Tour-de-France-Start in Deutschland?

Der 40. Jahrestag des Falls der Berliner Mauer ist starkes Argument für den Tour-de-France-Start 2029 in Deutschland.

Quelle: AFP

Die Bemühungen des Vereins Grand Départ Allemagne (GDA), den Start der Tour de France 2029 nach Deutschland zu holen, stehen vor einem Durchbruch. Tour-Direktor Christian Prudhomme erklärte gegenüber ZDFheute, dass diese Bewerbung "großartig" sei und dass er ihr "sehr aufgeschlossen gegenüber" stehe.

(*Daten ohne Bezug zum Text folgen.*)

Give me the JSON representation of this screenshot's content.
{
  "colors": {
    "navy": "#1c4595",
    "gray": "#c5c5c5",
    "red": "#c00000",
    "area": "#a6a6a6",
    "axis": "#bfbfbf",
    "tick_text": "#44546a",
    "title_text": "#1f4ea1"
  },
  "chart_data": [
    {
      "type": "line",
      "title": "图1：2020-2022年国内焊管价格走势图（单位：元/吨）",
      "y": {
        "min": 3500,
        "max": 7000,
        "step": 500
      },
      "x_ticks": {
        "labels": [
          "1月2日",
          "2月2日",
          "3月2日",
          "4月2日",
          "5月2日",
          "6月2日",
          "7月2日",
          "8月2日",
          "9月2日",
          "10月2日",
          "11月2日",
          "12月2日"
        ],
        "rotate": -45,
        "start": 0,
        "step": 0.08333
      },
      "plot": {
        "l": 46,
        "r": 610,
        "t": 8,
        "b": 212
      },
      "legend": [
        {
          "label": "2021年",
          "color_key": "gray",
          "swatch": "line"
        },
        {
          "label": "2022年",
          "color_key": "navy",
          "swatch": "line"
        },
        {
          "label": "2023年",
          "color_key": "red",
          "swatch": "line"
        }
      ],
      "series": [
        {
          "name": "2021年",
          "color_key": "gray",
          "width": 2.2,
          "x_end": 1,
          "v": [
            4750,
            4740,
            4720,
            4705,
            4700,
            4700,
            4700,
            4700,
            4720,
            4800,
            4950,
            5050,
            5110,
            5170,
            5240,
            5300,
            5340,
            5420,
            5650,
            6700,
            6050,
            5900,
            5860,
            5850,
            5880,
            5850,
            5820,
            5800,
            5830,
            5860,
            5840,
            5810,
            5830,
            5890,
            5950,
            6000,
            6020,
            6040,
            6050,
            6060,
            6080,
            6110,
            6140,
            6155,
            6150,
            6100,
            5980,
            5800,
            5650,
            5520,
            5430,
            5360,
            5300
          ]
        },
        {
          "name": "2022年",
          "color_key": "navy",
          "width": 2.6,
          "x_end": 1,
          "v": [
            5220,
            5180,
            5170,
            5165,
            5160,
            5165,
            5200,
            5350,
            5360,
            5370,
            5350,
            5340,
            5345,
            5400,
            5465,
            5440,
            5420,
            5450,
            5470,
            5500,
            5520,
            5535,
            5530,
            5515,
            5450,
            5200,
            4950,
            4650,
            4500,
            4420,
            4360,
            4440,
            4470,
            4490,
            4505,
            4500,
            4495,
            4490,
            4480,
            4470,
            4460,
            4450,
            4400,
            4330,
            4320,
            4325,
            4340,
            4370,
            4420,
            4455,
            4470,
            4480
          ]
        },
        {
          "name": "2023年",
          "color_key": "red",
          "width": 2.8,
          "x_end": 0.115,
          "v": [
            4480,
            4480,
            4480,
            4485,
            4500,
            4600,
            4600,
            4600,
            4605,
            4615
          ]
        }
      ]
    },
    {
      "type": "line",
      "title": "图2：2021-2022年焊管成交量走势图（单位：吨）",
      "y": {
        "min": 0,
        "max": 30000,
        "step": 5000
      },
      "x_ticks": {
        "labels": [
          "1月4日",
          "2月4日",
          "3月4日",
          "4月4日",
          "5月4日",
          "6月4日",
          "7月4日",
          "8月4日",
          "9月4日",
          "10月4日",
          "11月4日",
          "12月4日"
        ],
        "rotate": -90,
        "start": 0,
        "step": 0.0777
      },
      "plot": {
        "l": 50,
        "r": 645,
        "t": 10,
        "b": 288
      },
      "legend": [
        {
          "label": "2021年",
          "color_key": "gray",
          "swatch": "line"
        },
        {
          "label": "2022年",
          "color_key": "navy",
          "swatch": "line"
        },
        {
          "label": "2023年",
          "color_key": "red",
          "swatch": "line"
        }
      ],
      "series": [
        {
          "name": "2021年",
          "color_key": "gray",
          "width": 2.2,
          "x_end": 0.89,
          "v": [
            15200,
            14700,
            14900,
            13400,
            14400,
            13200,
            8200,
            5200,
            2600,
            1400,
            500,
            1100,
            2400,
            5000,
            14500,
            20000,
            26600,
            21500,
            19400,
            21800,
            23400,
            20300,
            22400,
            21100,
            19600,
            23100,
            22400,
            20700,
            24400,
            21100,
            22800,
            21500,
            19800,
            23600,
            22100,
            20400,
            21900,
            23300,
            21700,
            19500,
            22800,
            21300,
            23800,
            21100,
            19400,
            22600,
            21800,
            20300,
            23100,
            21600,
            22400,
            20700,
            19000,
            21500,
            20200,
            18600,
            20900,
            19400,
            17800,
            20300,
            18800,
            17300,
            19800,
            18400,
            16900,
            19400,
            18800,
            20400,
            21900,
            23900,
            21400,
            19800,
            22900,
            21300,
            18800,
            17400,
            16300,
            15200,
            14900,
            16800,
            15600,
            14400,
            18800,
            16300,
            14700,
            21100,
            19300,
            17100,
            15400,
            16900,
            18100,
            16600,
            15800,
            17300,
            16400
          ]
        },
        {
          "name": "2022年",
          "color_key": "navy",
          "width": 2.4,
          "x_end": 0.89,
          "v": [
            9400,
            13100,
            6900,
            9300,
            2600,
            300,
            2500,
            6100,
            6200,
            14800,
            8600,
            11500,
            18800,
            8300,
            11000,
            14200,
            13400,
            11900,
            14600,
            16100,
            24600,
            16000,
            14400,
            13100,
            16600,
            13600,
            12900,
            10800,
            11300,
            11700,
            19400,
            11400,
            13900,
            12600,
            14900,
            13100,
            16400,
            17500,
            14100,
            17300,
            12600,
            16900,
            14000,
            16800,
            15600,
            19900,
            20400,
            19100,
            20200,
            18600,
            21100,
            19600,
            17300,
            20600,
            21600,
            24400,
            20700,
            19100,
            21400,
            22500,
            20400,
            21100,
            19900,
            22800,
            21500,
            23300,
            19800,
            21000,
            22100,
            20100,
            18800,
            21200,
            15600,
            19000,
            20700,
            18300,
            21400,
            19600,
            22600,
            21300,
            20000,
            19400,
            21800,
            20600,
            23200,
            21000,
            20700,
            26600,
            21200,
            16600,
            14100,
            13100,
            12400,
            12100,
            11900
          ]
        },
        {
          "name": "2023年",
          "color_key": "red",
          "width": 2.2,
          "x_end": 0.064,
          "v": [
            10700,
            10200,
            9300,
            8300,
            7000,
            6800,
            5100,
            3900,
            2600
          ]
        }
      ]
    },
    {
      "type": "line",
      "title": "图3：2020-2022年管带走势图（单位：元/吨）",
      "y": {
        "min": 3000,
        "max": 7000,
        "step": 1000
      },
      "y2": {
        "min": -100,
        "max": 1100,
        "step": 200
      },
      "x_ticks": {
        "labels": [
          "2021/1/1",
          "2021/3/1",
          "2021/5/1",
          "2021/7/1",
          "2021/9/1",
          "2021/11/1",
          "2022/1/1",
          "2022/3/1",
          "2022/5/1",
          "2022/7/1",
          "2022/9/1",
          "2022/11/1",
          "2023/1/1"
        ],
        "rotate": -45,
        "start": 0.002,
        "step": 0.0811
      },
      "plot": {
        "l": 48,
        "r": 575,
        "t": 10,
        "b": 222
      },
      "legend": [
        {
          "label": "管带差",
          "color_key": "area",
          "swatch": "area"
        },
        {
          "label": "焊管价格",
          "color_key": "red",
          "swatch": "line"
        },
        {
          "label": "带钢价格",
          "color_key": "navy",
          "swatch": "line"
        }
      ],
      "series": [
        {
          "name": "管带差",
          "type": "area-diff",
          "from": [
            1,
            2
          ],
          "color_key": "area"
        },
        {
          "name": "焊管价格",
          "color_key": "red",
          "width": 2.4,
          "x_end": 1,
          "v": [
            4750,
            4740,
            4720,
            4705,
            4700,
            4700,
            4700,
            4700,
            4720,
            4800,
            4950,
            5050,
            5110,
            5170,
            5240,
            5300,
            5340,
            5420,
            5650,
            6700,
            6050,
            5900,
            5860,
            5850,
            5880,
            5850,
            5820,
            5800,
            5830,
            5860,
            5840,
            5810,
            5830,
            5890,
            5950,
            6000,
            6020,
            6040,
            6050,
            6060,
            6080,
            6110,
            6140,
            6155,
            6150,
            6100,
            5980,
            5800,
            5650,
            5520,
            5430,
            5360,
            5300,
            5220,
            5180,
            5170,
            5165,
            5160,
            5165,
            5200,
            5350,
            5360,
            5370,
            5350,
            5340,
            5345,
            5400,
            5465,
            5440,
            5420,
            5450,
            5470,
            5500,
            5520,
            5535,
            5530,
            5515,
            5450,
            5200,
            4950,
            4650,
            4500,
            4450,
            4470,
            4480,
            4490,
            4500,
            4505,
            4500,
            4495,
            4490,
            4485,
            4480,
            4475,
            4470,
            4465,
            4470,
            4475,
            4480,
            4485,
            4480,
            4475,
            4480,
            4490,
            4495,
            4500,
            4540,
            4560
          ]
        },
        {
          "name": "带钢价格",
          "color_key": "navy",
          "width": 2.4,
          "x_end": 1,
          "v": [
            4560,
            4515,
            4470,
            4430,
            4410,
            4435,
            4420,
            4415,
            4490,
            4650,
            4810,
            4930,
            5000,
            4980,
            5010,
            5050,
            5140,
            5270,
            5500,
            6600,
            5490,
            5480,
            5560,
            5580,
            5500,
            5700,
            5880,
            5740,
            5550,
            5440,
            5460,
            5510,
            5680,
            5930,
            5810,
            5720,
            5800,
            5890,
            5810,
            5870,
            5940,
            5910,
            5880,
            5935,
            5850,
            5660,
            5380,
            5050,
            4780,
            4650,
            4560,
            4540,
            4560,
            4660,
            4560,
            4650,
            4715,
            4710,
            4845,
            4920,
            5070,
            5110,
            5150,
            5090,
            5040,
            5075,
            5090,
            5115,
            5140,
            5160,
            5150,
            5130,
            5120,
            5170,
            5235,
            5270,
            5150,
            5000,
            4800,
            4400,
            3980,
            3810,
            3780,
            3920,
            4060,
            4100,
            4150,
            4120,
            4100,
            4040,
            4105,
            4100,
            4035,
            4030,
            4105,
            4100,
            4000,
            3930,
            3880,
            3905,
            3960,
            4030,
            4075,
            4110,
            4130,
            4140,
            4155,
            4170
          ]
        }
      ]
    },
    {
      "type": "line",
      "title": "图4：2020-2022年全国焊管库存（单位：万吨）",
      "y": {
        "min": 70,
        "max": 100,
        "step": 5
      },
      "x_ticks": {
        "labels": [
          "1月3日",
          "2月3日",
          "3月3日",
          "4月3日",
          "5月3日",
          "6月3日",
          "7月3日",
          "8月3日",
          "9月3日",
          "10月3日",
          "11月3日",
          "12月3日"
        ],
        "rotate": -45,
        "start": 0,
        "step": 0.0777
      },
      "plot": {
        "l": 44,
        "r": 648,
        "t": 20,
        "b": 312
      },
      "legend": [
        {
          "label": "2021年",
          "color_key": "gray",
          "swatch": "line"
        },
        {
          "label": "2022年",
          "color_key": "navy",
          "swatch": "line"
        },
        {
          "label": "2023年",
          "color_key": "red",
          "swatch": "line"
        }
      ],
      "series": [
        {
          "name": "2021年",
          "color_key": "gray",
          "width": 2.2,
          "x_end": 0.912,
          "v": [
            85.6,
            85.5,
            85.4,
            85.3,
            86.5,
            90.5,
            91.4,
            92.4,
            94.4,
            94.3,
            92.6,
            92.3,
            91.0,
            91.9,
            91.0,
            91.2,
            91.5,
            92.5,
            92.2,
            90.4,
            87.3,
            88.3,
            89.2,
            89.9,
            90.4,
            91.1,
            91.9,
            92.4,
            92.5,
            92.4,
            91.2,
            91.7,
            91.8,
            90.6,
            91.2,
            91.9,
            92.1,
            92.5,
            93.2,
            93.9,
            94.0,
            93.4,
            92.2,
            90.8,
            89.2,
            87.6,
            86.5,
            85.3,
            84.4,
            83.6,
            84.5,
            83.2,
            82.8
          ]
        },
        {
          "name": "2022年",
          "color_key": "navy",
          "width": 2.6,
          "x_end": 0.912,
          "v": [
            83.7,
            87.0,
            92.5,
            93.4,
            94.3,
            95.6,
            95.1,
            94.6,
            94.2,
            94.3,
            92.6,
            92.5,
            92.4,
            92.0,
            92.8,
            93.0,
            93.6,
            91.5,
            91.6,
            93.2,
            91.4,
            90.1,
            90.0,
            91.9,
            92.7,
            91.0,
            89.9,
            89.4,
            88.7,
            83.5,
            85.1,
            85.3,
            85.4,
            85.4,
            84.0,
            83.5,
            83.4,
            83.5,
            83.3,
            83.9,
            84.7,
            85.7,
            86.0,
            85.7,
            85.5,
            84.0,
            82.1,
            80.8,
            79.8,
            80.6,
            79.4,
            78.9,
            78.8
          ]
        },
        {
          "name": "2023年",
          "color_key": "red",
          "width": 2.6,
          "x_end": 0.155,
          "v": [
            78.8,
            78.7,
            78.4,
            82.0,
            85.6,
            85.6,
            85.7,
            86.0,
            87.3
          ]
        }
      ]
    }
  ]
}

Im Zentrum der Anfrage steht die Stadt Berlin. Dort soll nach den Vorstellungen des GDA am ersten Tag der Frankreich-Rundfahrt 2029 ein kurzes Zeitfahren stattfinden, das am Brandenburger Tor und damit in der Nähe der französischen Botschaft enden soll.

Interesse am Tour-Start bereits eingereicht

Am vergangenen Dienstag hat der GDA, der mit dem deutschen Radsportverband German Cycling eine Kooperation eingegangen ist, in Abstimmung mit der Sportverwaltung des Senats eine Interessenbekundung beim Tour-Veranstalter Amaury Sport Organisation (ASO) eingereicht.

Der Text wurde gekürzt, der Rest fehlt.